When Chief Tomochichi died in 1739, the Yamacraw mourned deeply. Without his guidance, many withdrew from contact with the Europeans, slipping inland to preserve their ways from the encroaching colony. For a time, the people remained apart, carrying their lore and shifter bloodlines in silence. But as the decades passed, whispers of unease spread among them. Strange forces stirred in Savannah. The Freemasons had begun to tamper with ancient stones beneath the city, tuning them like instruments to harness the land’s telluric energy. Supernatural factions multiplied. The balance frayed. Drawn back by visions, ancestral warnings, and the growing unrest of the land, the descendants of the Yamacraw returned not as scattered families, but as a pack. Thus, the Keepers of the River were formed, charged with watching over Savannah and its fragile balance.
The Keepers’ lore speaks of the River Serpent, a spirit born when the world was still clay. The Serpent swore to drink sickness from the land and keep storm and shadow in check, but it warned: “Do not strike the stones. Do not wake the song beneath the earth.” When strangers came across the sea, they cut the earth and struck the hidden stones with iron. The old ones say this stirred the Serpent, made it restless in its sleep. Its body shifted, and the river’s song grew loud, calling spirits and shadows alike. To the Keepers, the Freemasons threaten, without realizing it, to awaken the serpent’s restless dream. They believe the Serpent now twists in its slumber, pulling spirits, creatures, and madness toward Savannah. Should it wake, the river will reverse its flow, and time itself will collapse into its mouth. For the Keepers, stewardship means keeping the Serpent dreaming, maintaining the harmony between the living, the dead, and the land.
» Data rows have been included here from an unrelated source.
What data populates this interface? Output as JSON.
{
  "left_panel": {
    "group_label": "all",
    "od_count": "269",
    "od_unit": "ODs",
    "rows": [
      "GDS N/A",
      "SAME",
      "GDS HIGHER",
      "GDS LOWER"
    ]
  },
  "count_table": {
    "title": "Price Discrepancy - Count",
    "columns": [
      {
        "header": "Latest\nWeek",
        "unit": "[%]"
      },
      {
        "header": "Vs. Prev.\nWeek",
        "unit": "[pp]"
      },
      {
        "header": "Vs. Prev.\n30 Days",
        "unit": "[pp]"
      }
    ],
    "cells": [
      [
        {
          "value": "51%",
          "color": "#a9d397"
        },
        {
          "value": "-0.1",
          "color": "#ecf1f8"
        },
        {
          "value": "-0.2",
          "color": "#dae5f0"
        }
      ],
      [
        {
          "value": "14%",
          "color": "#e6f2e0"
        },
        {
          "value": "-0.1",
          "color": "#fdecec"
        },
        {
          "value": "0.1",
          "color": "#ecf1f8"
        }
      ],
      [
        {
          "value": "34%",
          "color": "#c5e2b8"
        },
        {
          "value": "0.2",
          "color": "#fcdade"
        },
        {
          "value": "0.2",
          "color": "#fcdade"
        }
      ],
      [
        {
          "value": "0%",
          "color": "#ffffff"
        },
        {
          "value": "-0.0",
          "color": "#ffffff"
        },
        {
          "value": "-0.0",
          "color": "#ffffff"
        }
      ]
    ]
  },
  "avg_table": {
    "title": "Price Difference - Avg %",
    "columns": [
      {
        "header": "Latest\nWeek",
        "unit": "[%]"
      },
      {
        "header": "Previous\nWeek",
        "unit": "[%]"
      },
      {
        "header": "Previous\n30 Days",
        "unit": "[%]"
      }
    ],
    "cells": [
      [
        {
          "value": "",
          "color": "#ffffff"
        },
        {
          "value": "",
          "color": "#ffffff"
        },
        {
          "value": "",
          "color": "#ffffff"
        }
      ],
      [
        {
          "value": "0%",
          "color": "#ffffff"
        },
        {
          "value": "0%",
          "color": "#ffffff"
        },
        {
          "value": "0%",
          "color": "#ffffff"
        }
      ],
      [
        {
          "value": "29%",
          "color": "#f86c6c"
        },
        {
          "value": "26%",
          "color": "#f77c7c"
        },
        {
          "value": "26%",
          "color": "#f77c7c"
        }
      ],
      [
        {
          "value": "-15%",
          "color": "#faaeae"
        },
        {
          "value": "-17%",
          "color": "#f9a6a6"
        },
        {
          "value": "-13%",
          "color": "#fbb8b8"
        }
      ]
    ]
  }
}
Today the Keepers live quietly, scattered in small families but bound by shared rituals. They often gather at sacred sites like Wormsloe and along the riverbanks, where they commune with ancestral spirits and tend the spiritual boundaries of the city. They hold a cautious but respectful relationship with Savannah’s witches, who share their reverence for natural and spiritual order. Their ties with the White Claws are strained, viewing the latter’s territorial nature as disruptive and dangerous to Savannah’s delicate harmony. Vampires, meanwhile, are regarded with disdain, parasites who drain life without giving back.